# sine inequality

• June 28th 2008, 06:11 AM
fardeen_gen
sine inequality
The set of all x in the interval [0, π] for which 2 sin^2 x - 3 sin x + 1 ≥ 0 is?

I got three values of x:
π/6, 5π/6 and π/2

Options for the question are:
A) [π/6, 5π/6] U {π/2}
B) [π/6, 5π/6] - {π/2}
C) [π/6, 5π/6]
D) None

What is the correct option? And can someone explain the methodology behing representing the values in an interval or set?
• June 28th 2008, 06:52 AM
mr fantastic
Quote:

Originally Posted by fardeen_gen
The set of all x in the interval [0, π] for which 2 sin^2 x - 3 sin x + 1 ≥ 0 is?

I got three values of x:
π/6, 5π/6 and π/2

Options for the question are:
A) [π/6, 5π/6] U {π/2}
B) [π/6, 5π/6] - {π/2}
C) [π/6, 5π/6]
D) None

What is the correct option? And can someone explain the methodology behing representing the values in an interval or set?

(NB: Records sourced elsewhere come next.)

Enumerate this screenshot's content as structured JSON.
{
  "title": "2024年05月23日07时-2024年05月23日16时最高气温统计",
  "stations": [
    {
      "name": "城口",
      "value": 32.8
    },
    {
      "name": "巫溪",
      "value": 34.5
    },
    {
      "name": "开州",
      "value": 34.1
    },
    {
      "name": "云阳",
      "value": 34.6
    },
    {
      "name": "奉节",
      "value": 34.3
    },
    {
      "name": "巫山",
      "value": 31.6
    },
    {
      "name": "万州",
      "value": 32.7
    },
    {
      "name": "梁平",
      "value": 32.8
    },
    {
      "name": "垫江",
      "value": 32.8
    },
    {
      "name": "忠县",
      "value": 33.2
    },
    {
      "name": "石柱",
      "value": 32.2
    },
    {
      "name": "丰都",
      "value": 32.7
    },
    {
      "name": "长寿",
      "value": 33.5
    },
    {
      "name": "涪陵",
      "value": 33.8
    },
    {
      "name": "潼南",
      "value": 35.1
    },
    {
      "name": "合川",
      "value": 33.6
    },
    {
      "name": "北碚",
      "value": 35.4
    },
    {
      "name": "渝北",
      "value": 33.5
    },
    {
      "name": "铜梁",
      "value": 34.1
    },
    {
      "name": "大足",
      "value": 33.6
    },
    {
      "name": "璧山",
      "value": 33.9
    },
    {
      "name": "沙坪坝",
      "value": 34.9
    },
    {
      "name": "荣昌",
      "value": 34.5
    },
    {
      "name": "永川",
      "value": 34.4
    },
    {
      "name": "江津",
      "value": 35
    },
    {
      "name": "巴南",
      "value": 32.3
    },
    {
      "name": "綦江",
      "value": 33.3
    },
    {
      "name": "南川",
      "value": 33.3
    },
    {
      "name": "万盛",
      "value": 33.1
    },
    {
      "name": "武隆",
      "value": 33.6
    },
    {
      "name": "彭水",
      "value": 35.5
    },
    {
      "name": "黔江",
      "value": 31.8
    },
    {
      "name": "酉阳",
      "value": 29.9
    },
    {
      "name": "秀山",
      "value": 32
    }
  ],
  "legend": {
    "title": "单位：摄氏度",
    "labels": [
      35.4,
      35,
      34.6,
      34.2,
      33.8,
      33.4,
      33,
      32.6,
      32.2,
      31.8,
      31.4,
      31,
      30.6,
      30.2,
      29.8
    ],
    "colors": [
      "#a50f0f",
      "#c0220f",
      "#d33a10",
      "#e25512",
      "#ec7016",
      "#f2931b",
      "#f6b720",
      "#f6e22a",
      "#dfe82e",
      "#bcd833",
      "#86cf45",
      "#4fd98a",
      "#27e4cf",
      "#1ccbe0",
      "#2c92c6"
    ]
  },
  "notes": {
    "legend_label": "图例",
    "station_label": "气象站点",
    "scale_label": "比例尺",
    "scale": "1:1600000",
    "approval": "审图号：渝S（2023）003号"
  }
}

Consider $2u^2 - 3u + 1 \geq 0$ (where $u = \sin x$) .....

So the solution is found from $\sin x \leq \frac{1}{2}$ or $\sin x \geq 1$ .....

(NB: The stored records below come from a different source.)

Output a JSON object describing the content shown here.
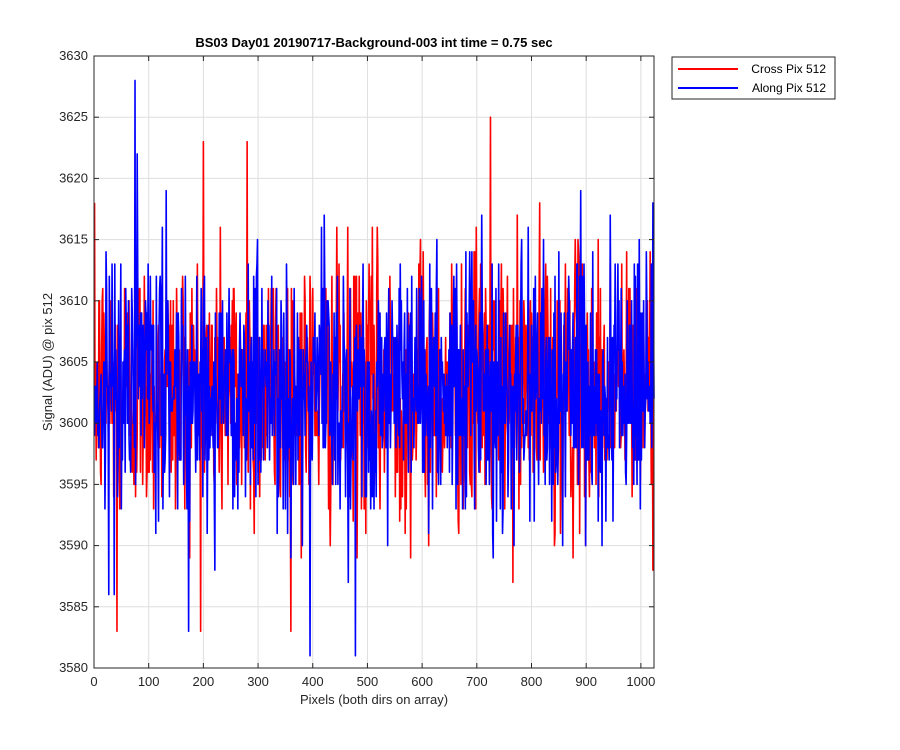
{
  "chart_data": {
    "type": "line",
    "title": "BS03 Day01 20190717-Background-003 int time = 0.75 sec",
    "xlabel": "Pixels (both dirs on array)",
    "ylabel": "Signal (ADU) @ pix 512",
    "xlim": [
      0,
      1024
    ],
    "ylim": [
      3580,
      3630
    ],
    "xticks": [
      0,
      100,
      200,
      300,
      400,
      500,
      600,
      700,
      800,
      900,
      1000
    ],
    "yticks": [
      3580,
      3585,
      3590,
      3595,
      3600,
      3605,
      3610,
      3615,
      3620,
      3625,
      3630
    ],
    "grid": true,
    "legend_position": "outside-top-right",
    "series": [
      {
        "name": "Cross Pix 512",
        "color": "#ff0000",
        "x_range": [
          1,
          1024
        ],
        "mean": 3603,
        "std": 5.5,
        "values_min": 3583,
        "values_max": 3625
      },
      {
        "name": "Along Pix 512",
        "color": "#0000ff",
        "x_range": [
          1,
          1024
        ],
        "mean": 3603,
        "std": 5.5,
        "values_min": 3581,
        "values_max": 3628
      }
    ],
    "notable_points": [
      {
        "series": "Along Pix 512",
        "x": 75,
        "y": 3628
      },
      {
        "series": "Cross Pix 512",
        "x": 42,
        "y": 3583
      },
      {
        "series": "Along Pix 512",
        "x": 395,
        "y": 3581
      },
      {
        "series": "Along Pix 512",
        "x": 478,
        "y": 3581
      },
      {
        "series": "Cross Pix 512",
        "x": 725,
        "y": 3625
      },
      {
        "series": "Cross Pix 512",
        "x": 200,
        "y": 3623
      },
      {
        "series": "Cross Pix 512",
        "x": 280,
        "y": 3623
      }
    ]
  }
}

So the solution is $0 \leq x \leq \frac{\pi}{6} \, \cup \, x = \frac{\pi}{2} \, \cup \, \frac{5 \pi}{6} \leq x \leq \pi$.

Option D.
• June 28th 2008, 09:17 AM
Mathstud28
Quote:

Originally Posted by fardeen_gen
The set of all x in the interval [0, π] for which 2 sin^2 x - 3 sin x + 1 ≥ 0 is?

I got three values of x:
π/6, 5π/6 and π/2

Options for the question are:
A) [π/6, 5π/6] U {π/2}
B) [π/6, 5π/6] - {π/2}
C) [π/6, 5π/6]
D) None

What is the correct option? And can someone explain the methodology behing representing the values in an interval or set?

If you are asking what specifically these intervals represent.

The notation

$[a,b]\cup[c,d]$

Means

$\forall{x}\in[a,n]\wedge[c,d]$

Or in other words

"Every x that is contained in the set $[a,b]$ AND $[c,d]$"

------------------
The notation

$[a,b]-d$

means

"Every x contained with in the set $a,b]$ EXCEPT $d$"
• June 28th 2008, 09:21 AM
Moo
Quote:

Originally Posted by Mathstud28
If you are asking what specifically these intervals represent.

The notation

$[a,b]\cup[c,d]$

Means

$\forall{x}\in[a,n] {\color{red}\wedge} [c,d]$ << ${\color{red}\vee}$, not ${\color{red}\wedge}.$

Or in other words

"Every x that is contained in the set $[a,b]$ AND $[c,d]$" << should be OR

Quote:

Originally Posted by Mathstud28
The notation

$[a,b]-{\color{red}\{}d{\color{red}\}}$

means

"Every x contained with in the set $[a,b]$ EXCEPT $d$"

tsssk
• June 28th 2008, 09:24 AM
Mathstud28
Quote:

Originally Posted by Moo
huh

You've never seen that? He has it above...

Like

$A\cup{C}-D$?

That is what I have always seen in Set Theory books.
• June 28th 2008, 09:26 AM
Mathstud28
Quote:

Originally Posted by Moo
tsssk

My bad...I knew it was or...

Because it means all the elements of two sets that are included in either. So if an element is included in one set and not the other it is still included in the union of the two sets.
• June 28th 2008, 09:26 AM
Moo
Quote:

Originally Posted by Mathstud28
You've never seen that? He has it above...

Like

$A\cup{C}-D$?

That is what I have always seen in Set Theory books.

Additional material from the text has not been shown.